The UK may secure agreement with the EU to re-joining Lugano as an independent party. If the UK did re-join Lugano this would have benefits for Irish litigants and bring some certainty in relation to the question of jurisdiction and enforcement in disputes between the UK and Ireland as it is a similar regime to Brussels Recast.
Enforcement of judgments
Cross-border enforcement of judgments between Ireland and the UK has until now also been governed by Brussels Recast. This provides for enforcement of judgments essentially 'as of right' between EU member states with no further analysis of the merits of the underlining judgment.
Because Brussels Recast will continue to apply in cases where proceedings were commenced in the UK before 11pm on 31 December 2020 the existing regime will continue to apply to the enforcement of judgments between the UK and Ireland for some time to come. Otherwise however Brussels Recast has ceased to apply to enforcement of judgments in UK proceedings issued since 1 January 2021.

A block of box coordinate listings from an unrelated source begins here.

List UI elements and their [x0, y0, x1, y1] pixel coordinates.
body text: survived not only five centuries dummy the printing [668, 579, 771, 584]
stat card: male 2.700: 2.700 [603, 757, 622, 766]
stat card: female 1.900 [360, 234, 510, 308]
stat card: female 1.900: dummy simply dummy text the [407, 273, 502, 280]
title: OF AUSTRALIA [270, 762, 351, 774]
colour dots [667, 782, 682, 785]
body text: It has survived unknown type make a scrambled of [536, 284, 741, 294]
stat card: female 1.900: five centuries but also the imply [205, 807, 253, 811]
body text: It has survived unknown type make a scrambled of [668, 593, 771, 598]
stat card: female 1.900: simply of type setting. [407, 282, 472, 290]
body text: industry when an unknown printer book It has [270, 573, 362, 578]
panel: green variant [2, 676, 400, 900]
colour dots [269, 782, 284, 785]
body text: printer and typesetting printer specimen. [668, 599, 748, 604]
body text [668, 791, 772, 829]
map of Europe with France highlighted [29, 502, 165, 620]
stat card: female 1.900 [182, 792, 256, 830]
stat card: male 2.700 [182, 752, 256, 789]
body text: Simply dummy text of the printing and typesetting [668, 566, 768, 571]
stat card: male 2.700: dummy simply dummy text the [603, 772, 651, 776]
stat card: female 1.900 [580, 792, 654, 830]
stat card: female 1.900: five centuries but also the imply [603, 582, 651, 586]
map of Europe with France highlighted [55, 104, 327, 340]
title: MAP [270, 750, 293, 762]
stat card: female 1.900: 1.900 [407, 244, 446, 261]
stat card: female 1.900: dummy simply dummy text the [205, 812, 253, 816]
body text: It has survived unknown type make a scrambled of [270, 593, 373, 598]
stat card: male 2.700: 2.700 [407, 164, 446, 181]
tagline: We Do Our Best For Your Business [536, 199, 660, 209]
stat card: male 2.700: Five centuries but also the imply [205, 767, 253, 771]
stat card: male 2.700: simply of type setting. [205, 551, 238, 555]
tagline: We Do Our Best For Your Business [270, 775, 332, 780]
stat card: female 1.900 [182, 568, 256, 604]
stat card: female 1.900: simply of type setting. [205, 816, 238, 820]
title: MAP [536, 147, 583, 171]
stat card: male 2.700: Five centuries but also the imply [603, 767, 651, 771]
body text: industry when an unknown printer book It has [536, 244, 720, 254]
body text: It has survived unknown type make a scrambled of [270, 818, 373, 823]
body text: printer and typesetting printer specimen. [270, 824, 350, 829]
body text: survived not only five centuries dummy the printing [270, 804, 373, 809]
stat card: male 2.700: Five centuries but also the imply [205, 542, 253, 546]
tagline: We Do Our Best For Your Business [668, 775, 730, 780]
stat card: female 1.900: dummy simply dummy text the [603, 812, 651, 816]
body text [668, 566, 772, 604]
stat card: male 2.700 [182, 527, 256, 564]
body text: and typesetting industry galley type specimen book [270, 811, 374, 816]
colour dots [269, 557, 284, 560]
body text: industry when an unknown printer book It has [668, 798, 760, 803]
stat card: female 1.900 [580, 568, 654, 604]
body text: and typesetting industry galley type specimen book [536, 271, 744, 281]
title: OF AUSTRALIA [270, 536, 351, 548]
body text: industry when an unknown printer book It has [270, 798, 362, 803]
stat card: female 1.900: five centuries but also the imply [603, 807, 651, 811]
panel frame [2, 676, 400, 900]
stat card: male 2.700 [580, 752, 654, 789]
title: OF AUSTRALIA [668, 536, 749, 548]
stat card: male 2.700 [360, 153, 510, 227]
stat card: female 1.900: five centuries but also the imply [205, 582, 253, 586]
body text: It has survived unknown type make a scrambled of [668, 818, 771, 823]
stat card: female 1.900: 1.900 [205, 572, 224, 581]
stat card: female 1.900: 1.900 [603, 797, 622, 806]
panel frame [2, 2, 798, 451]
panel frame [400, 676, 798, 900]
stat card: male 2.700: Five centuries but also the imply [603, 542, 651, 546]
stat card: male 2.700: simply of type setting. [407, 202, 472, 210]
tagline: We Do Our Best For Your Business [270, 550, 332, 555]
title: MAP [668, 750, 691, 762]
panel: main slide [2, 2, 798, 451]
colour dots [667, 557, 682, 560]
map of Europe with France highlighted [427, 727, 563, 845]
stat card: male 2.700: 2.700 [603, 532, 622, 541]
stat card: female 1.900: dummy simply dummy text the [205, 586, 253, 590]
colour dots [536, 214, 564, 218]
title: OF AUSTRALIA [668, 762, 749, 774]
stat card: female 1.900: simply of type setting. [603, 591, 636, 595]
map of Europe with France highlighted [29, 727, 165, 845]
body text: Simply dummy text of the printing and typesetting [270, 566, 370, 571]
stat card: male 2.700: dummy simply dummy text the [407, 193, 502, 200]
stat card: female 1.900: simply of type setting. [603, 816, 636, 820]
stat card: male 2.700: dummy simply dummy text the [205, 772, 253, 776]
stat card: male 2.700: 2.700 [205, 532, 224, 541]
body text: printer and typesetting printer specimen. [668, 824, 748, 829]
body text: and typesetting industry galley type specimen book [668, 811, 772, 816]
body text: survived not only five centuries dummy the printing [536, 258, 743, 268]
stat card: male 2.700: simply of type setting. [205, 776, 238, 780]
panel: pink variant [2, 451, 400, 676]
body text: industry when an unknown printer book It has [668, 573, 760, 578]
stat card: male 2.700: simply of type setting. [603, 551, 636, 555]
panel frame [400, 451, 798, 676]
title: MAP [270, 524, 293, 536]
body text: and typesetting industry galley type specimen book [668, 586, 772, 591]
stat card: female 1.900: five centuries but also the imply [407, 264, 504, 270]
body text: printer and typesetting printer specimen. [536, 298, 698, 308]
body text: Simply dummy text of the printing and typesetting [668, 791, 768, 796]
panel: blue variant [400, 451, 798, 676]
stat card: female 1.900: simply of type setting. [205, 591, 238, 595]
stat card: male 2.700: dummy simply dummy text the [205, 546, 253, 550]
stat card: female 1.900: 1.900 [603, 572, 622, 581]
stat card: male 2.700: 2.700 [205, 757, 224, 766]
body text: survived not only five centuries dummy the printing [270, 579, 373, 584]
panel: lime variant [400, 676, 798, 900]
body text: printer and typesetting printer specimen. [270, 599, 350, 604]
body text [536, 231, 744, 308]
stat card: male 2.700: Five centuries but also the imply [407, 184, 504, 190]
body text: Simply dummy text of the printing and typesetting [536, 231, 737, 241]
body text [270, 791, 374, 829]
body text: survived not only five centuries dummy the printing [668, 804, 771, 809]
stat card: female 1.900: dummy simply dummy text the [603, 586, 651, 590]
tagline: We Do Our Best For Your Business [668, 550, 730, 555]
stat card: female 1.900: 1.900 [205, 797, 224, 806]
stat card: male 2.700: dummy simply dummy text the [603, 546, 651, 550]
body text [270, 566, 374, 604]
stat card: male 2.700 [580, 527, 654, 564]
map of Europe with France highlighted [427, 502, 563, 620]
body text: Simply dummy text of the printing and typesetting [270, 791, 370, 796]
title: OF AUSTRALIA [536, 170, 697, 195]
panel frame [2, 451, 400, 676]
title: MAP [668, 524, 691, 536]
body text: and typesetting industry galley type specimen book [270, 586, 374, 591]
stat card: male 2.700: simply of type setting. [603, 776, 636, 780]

For cases commenced after 1 January 2021 enforcement is governed by a combination of common law rules and Hague 2005. These rules do provide for enforcement of foreign judgments, both in the UK and Ireland, but the procedure is likely to be more costly and less straightforward than under Brussels Recast. It is also worth noting that Hague 2005 cannot be used to enforce interim remedies such as interim injunctions, and it contains wider grounds for refusing enforcement.
The common law rules both in Ireland and the UK permit enforcement of foreign judgments, but the requirements are narrower than under Brussels Recast. In both Ireland and England, for example, for a foreign judgment to be enforceable in common law: it must be for a sum of money, be final and conclusive and be given by a court of competent jurisdiction. Rather than a simplified enforcement application parties must commence fresh legal proceedings, essentially suing on the judgment as a debt. Furthermore there are wider grounds for refusing to recognise and enforce a foreign judgment than apply under Brussels Recast.
The UK will also cease to be party to a number of other international instruments as a result of its departure from the EU. These include the European Enforcement Order (EEO) regime, for the enforcement of uncontested – such as default – judgments across the EU, except in Denmark.
Service of proceedings on a UK entity post 1 January 2021
Serving proceedings on a company in the UK from Ireland was until 1 January 2021 governed by the EU Service Regulation. The EU Service Regulation set out the previous framework for service of proceedings between the UK and Ireland. Subject to some limited transitional arrangements, the Service Regulation will no longer apply to service on a UK entity from 1 January 2021.
Instead, service of court proceedings between the UK and Ireland from 1 January 2021 will take place under the Hague Service Convention. In many cases this will be similar to the EU Service Regulation, but there are differences.
The process of service under the Hague Service Convention generally involves a central authority, for example the Master of the High Court in Ireland or the Foreign Process Department at the High Court in England. While this is a well-established process, in many cases it will be simplest and quickest to be able to serve on a suitable agent within the jurisdiction where the proceedings are started; so, for example, to serve Irish proceedings on solicitors in Ireland who have been authorised by UK defendants to accept service. Irish parties entering into new contracts with a UK entity should when drafting and negotiating these contracts carefully consider the inclusion of specific service arrangements in contractual service of process clauses – ideally having an agent within Ireland authorised to accept service of proceedings in Ireland thus avoiding the need to later serve these proceedings on a party in the UK.